La vague de Covid-19 qui frappe actuellement le département, où le taux d’incidence est le plus élevé de France, complique la prise en charge des patients atteints de diabète, une maladie chronique qui concerne un habitant de l’île sur dix.
Libération du 30 janvier 2022
De notre correspondant Laurent DECLOITRE
Photo Bastien Doudaine.
Muriel Cogne, cheffe du service d’endocrinologie et diabétologie au CHU de Saint-Pierre, est inquiète : son département a dû réduire son activité et libérer dix lits pour laisser la place aux malades du Covid-19. La veille, un médecin l’a appelée pour un patient avec un taux de glycémie de 5 grammes, très élevé – on est considéré comme diabétique au de-là de 1,2 gramme de sucre par litre de sang. «J’ai dû décaler son admission de quarante-huit heures, raconte Muriel Cogne. Le risque, c'est de voir arriver des gens trop tard, avec des infections sévères, qui peuvent conduire à l’amputation.»

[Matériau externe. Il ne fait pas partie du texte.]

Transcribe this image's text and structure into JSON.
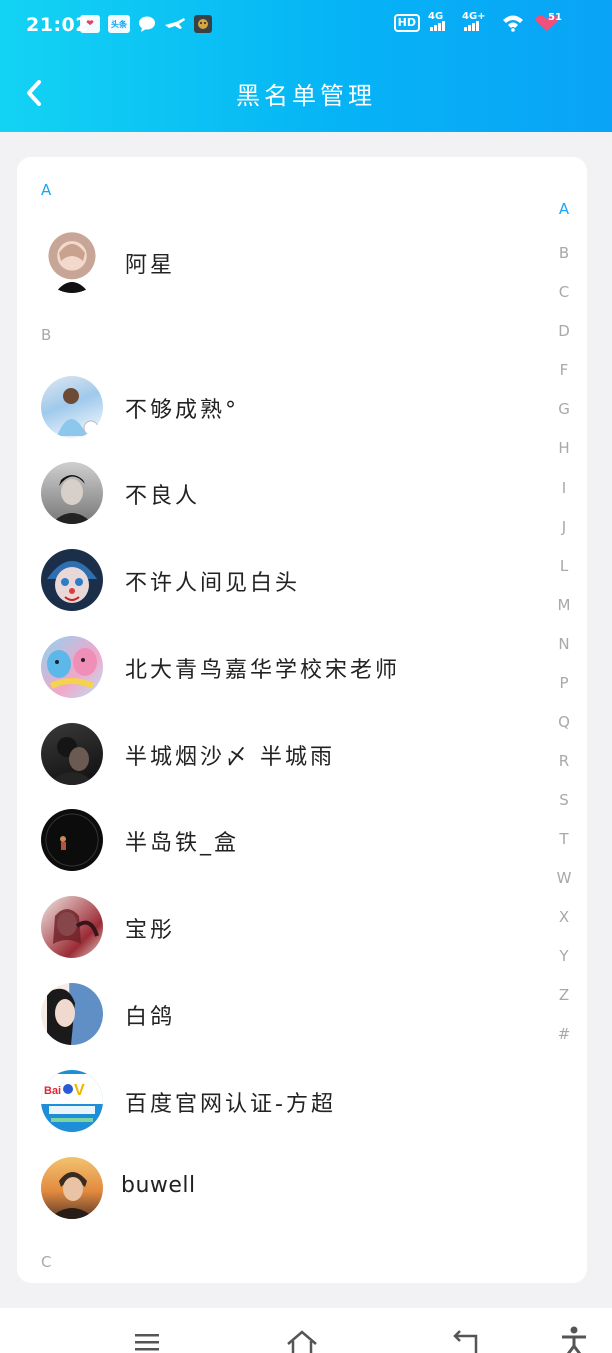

C’est que le département d’outre-mer bat le record national du taux d’incidence : 5 480 cas de contamination par le virus pour 100 000 habitants. Le plan blanc a été activé, des renforts sanitaires demandés à la métropole, le couvre-feu maintenu à partir de 21 heures. Emmanuel Macron s’est entretenu par visioconférence avec les élus de l’île jeudi et a annoncé l'arrivée d’une mission militaire d’évaluation. Dans les hôpitaux, les lits de réanimation sont occupés à 91 %, proches de la saturation. «Les patients qui souffrent d’un diabète déséquilibré, un infarctus ou autre, nous n’avons plus de place pour vous admettre, tous les lits sont pleins», a prévenu Peter Von Theobald, président de la commission médicale d’établissement du CHU de Saint-Denis, mercredi, à Réunion 1ère.
Or La Réunion détient un triste record : le département est deux fois plus touché par les cas de diabète que la métropole et enregistre une augmentation annuelle des cas de 3 %. Quelque 80 000 Réunionnais en sont atteints, soit près de 10 % de la population (contre 5 % en métropole). Les personnes vivant avec le diabète sont considérées à risque face au Covid. Cette maladie chronique peut entraîner de graves complications si elle n’est pas dépistée à temps : AVC, atteintes cardiovasculaires ou neurologiques, destruction des reins et obligation de se faire dialyser trois fois par semaine dans l’attente d’une greffe… L’an dernier, 300 personnes ont été amputées d’un membre inférieur, mal irrigué et qui se nécrosait en raison de leur glycémie élevée. Cette particularité insulaire est due à la sédentarisation croissante des Réunionnais et à une alimentation trop sucrée et grasse, mais aussi à des facteurs génétiques.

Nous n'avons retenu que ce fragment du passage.